Transcription de l'enregistrement par un généreux visiteur du site. Par conséquent :

  1. Laurent Gagnebin n'a pas écrit ce texte qui est la transcription de la version orale ;
  2. Laurent Gagnebin n'a pas relu la version ainsi transcrite.


Prédication de Laurent Gagnebin

Ô Éternel, accorde moi le silence,
non pas le silence qui me rend prisonnier de moi-même,
mais celui qui me libère et m’ouvre des espaces nouveaux,
non pas le silence de l’absence, du monologue solitaire,
mais celui de l’intimité en ta présence.
Non pas le silence de la nuit ou du désespoir
mais celui qui attend la lumière de l’aurore et de l’espérance de Pâques,
celui qui écoute le murmure de ton esprit qui éclaire pour nous ta parole.

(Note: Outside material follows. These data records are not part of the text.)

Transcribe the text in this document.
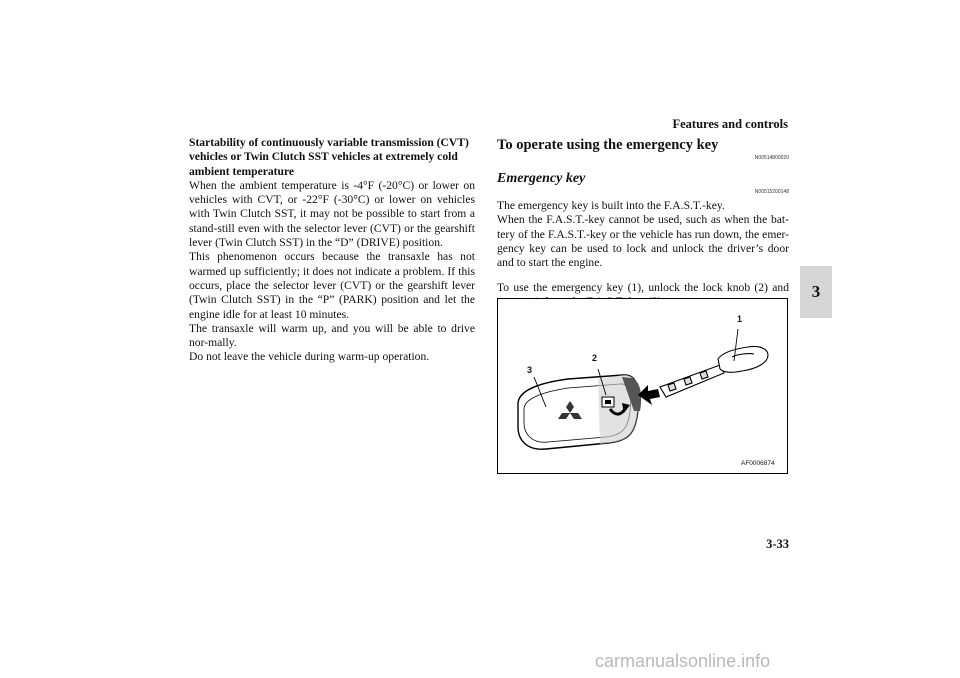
Features and controls
3

Startability of continuously variable transmission (CVT) vehicles or Twin Clutch SST vehicles at extremely cold ambient temperature

When the ambient temperature is -4°F (-20°C) or lower on vehicles with CVT, or -22°F (-30°C) or lower on vehicles with Twin Clutch SST, it may not be possible to start from a stand-still even with the selector lever (CVT) or the gearshift lever (Twin Clutch SST) in the “D” (DRIVE) position.

This phenomenon occurs because the transaxle has not warmed up sufficiently; it does not indicate a problem. If this occurs, place the selector lever (CVT) or the gearshift lever (Twin Clutch SST) in the “P” (PARK) position and let the engine idle for at least 10 minutes.

The transaxle will warm up, and you will be able to drive nor-mally.

Do not leave the vehicle during warm-up operation.

To operate using the emergency key
N00514800020
Emergency key
N00515200148

The emergency key is built into the F.A.S.T.-key.

When the F.A.S.T.-key cannot be used, such as when the bat-tery of the F.A.S.T.-key or the vehicle has run down, the emer-gency key can be used to lock and unlock the driver’s door and to start the engine.

To use the emergency key (1), unlock the lock knob (2) and

1
2
3
AF0006874
3-33
carmanualsonline.info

Nous aimerions consacrer cette prédication à cet énigmatique tombeau vide mais en nous centrant sur ces paroles que deux hommes inconnus en vêtements brillants, prononcent en s’adressant à celles qu’on appelle les saintes femmes au tombeau et en leur disant au sujet de Jésus : « il n’est pas ici ».

Notre désir ardent n’est-il pas de vivre un christianisme d’ouverture, un christianisme largement accueillant et donc un christianisme crédible où les femmes et les hommes de notre temps veulent penser leur foi et l’inscrire dans les cadres culturel et pourquoi pas philosophique, scientifique de notre temps ? Or ces femmes et ces hommes disent : « ne faut-il pas démythiser cette page de l’évangile ? » De tels récits n’éloignent-ils pas non pas seulement de l’église et de nos assemblées, mais surtout de l’évangile, des hommes et des femmes qui ne demanderaient peut-être pas mieux que d’y adhérer ?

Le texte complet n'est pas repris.